Des enquêtes pour maltraitance d'enfants sont en cours dans 84 écoles maternelles, 20 écoles primaires et une dizaine de garderies.
Un vaste scandale de maltraitance infantile en France, impliquant des enfants dès l'âge de trois ans, dans plusieurs écoles maternelles et primaires publiques, a choqué le pays et soulevé des questions sur la sécurité des enfants.
Selon le Guardian, des « surveillants » de ces écoles font l'objet d'enquêtes pour viol, agression sexuelle et violence, tandis que la police enquête sur près d'une centaine d'allégations de mauvais traitements, de violences physiques et de viols d'enfants.
Le parquet a confirmé que les abus présumés se seraient produits pendant les pauses déjeuner, les siestes et les activités extrascolaires.
« Nous avons des enquêtes en cours dans 84 écoles maternelles, une vingtaine d'écoles primaires et une dizaine de crèches », a déclaré Laure Beccuau, procureure de Paris.
Cinq personnes ont été convoquées au tribunal, a ajouté Beccuau.
Emmanuel Grégoire, maire de Paris, qui affirme avoir lui-même été victime d'abus sexuels lors d'un programme de natation extrascolaire à l'école primaire, a annoncé des dizaines de suspensions et s'est engagé à éradiquer de telles violences, a rapporté l'AFP.
Qui sont les moniteurs ?
Dans les écoles françaises, les surveillants sont des adultes recrutés par les collectivités locales dans les établissements publics pour s'occuper des enfants pendant les récréations, les siestes et les activités périscolaires.
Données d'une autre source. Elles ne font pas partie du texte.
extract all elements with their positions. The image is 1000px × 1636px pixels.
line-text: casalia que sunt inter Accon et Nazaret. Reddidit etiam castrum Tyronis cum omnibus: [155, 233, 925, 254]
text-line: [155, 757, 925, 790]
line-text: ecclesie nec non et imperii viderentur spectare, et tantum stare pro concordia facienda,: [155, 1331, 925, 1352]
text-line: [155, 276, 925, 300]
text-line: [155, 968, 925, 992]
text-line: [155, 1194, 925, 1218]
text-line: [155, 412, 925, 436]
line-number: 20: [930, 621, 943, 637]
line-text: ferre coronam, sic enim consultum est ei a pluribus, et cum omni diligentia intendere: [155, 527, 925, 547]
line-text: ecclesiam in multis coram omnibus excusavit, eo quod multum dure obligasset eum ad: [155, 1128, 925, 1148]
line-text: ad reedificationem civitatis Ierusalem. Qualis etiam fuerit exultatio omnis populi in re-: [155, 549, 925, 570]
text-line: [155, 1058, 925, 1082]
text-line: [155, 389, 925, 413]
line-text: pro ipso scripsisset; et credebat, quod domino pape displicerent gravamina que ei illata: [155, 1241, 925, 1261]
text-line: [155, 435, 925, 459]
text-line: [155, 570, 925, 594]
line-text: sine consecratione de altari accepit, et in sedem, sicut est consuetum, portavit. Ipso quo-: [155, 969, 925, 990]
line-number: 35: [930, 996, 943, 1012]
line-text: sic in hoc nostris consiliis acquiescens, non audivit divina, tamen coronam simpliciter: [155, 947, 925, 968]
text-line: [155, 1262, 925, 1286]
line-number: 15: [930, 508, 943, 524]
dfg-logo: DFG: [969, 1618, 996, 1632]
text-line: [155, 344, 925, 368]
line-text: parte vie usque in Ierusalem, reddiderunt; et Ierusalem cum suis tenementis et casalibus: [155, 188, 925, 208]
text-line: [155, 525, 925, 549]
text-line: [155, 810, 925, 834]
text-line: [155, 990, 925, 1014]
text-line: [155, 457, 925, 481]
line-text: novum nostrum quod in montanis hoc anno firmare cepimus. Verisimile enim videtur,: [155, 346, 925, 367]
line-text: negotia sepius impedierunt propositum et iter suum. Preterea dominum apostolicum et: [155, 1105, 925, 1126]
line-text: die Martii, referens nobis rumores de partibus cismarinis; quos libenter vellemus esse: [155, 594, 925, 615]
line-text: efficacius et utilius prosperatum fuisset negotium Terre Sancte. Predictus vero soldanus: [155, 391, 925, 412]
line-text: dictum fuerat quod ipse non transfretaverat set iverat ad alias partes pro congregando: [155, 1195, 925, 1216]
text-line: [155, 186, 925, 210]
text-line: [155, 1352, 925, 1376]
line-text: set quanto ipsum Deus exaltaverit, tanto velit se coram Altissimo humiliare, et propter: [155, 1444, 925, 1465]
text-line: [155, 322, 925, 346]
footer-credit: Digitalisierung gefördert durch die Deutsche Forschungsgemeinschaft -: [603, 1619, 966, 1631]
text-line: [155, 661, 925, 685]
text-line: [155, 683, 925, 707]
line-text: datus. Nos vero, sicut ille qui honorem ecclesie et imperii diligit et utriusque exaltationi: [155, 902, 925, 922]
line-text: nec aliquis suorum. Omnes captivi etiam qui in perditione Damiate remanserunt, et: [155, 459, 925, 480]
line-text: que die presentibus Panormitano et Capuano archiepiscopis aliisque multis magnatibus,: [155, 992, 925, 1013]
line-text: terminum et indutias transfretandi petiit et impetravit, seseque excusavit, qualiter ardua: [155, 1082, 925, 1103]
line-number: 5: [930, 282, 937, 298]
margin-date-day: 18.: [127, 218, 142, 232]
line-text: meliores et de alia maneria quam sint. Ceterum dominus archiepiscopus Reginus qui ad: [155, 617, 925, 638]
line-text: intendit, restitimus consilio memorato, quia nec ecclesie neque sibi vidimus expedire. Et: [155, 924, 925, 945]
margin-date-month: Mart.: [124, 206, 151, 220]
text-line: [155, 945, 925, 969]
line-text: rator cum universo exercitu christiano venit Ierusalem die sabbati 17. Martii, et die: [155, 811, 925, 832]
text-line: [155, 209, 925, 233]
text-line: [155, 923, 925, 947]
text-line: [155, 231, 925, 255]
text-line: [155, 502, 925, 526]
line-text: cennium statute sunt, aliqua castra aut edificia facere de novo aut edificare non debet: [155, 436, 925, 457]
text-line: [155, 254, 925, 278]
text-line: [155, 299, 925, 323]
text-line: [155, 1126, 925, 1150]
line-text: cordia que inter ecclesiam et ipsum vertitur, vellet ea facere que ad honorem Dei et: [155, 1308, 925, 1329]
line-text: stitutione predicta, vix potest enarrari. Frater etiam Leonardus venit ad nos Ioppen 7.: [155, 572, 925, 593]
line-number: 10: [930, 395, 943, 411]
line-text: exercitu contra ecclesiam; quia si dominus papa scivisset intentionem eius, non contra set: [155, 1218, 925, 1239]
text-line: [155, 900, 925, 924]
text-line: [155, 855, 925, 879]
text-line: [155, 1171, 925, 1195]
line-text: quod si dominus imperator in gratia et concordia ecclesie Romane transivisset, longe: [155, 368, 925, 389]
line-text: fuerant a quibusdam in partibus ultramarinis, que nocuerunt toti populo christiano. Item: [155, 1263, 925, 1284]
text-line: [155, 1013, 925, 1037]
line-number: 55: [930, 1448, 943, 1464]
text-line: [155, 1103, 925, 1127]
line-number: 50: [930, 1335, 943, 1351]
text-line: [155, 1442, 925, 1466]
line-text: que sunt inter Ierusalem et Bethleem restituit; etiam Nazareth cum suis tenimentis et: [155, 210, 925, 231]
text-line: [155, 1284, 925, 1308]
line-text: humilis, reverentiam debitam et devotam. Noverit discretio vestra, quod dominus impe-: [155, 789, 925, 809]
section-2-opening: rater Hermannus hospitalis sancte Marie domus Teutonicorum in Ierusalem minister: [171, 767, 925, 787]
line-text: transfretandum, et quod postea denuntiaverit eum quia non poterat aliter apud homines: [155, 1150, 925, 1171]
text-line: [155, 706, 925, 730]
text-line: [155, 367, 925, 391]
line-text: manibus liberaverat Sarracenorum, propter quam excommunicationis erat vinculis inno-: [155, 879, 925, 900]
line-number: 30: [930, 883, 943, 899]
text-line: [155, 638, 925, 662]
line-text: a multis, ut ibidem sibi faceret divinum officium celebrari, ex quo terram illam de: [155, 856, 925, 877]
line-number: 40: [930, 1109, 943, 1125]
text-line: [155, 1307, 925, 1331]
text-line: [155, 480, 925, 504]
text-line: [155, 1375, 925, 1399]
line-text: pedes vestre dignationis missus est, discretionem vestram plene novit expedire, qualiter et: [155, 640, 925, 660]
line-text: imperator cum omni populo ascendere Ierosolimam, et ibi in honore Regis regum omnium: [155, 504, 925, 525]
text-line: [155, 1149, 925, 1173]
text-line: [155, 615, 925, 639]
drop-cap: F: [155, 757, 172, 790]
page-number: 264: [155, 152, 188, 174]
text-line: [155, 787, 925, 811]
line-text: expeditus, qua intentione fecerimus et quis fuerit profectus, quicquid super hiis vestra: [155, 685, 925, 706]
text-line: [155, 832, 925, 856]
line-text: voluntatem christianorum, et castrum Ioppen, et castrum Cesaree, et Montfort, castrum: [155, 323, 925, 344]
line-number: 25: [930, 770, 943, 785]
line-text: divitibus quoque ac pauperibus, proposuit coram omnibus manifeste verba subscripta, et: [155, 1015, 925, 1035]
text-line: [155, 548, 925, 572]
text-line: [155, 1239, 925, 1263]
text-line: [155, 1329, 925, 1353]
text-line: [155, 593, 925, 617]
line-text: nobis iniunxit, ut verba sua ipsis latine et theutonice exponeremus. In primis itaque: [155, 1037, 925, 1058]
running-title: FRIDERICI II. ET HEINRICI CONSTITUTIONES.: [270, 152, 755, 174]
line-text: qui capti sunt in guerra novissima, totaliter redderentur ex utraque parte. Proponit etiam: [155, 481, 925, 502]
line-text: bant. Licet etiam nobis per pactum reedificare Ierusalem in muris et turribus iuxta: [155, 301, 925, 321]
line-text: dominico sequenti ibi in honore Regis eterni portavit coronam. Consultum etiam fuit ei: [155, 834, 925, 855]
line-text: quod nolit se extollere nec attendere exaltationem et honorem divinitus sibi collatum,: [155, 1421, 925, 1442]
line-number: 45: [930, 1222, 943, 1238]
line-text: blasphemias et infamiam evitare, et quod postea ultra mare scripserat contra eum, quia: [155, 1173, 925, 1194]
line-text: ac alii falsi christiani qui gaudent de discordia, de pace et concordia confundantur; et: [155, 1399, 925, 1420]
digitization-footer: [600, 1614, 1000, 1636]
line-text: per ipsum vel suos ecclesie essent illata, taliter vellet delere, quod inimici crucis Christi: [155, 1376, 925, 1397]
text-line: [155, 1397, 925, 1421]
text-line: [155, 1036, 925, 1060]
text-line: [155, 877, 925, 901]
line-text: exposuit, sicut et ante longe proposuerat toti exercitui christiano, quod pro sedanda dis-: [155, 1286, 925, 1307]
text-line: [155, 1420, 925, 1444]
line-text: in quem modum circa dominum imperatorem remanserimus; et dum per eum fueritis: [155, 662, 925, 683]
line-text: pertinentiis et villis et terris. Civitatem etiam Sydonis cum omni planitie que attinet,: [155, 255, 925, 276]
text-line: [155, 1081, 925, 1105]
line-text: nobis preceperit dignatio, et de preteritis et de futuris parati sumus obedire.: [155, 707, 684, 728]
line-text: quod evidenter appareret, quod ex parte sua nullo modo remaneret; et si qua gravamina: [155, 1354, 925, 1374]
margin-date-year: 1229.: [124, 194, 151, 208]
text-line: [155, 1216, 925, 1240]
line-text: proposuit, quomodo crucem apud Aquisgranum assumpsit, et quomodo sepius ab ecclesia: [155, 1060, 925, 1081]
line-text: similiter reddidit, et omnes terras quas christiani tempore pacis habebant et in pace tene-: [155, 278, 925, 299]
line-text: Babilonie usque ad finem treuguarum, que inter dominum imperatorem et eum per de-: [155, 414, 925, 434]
Selon un article du Guardian, ces surveillants ne possèdent souvent aucune qualification professionnelle et sont de plus en plus souvent embauchés de manière occasionnelle, parfois rémunérés à l'heure.
Suite à ces révélations massives, la maire Gregoire a promis un meilleur contrôle des candidatures de moniteurs et une formation améliorée pour les recrues, notamment sur la manière de signaler les cas présumés de mauvais traitements.
Violée, maltraitée, privée de nourriture, tirée par les cheveux
Les surveillants auraient été accusés d'avoir crié sur les enfants, de les avoir bousculés, de leur avoir tiré les cheveux, de les avoir privés de nourriture, de les avoir forcés à vomir et de les avoir agressés sexuellement ou violés.
Selon l'AFP, parmi les accusés figure un surveillant scolaire de 47 ans accusé d'agressions sexuelles sur trois filles et de harcèlement sexuel sur neuf autres alors qu'elles avaient 10 ans en 2024. Le parquet a requis une peine de 18 mois avec sursis contre cet homme, suspendu en 2024, ainsi qu'une interdiction de travailler avec des enfants.
Une autre fillette de trois ans aurait été violée par un surveillant scolaire dans une école de l'ouest parisien, rapporte The Guardian, ajoutant qu'un autre garçon de trois ans aurait également été violé par le même surveillant après avoir été transféré dans une autre école suite à des plaintes pour violences physiques envers des enfants.
Les deux affaires sont représentées par l'avocat Louis Cailliez, qui a déposé plainte auprès de la police en février.
Des parents lancent des écoles collectives #MeToo
Les parents des victimes de ces abus ont formé un collectif appelé #MeTooEcoles. La cofondatrice, Barka Zerouali, affirme que les plaintes pour abus sexuels sur mineurs ont longtemps été ignorées par les autorités municipales, rapporte France 24.
« Je crains que ce ne soit que le début, car je connais de nombreuses familles qui n'ont toujours pas de nouvelles des autorités. Nous ne sommes pas seulement en colère, nous sommes indignés. C'est comme parler à un moulin », a déclaré Zerouali.
« La société française prend conscience que l'école n'est pas le havre de paix qu'on imaginait. Lorsqu'on dépose son enfant à l'école le matin, il n'est absolument pas protégé contre les dysfonctionnements administratifs et les comportements pédophiles. Les enfants sont confrontés à toutes les formes de violence : verbale, physique, sexuelle. C'est terrifiant et cela engendre la peur. Les parents sont indignés », a déclaré un porte-parole du collectif.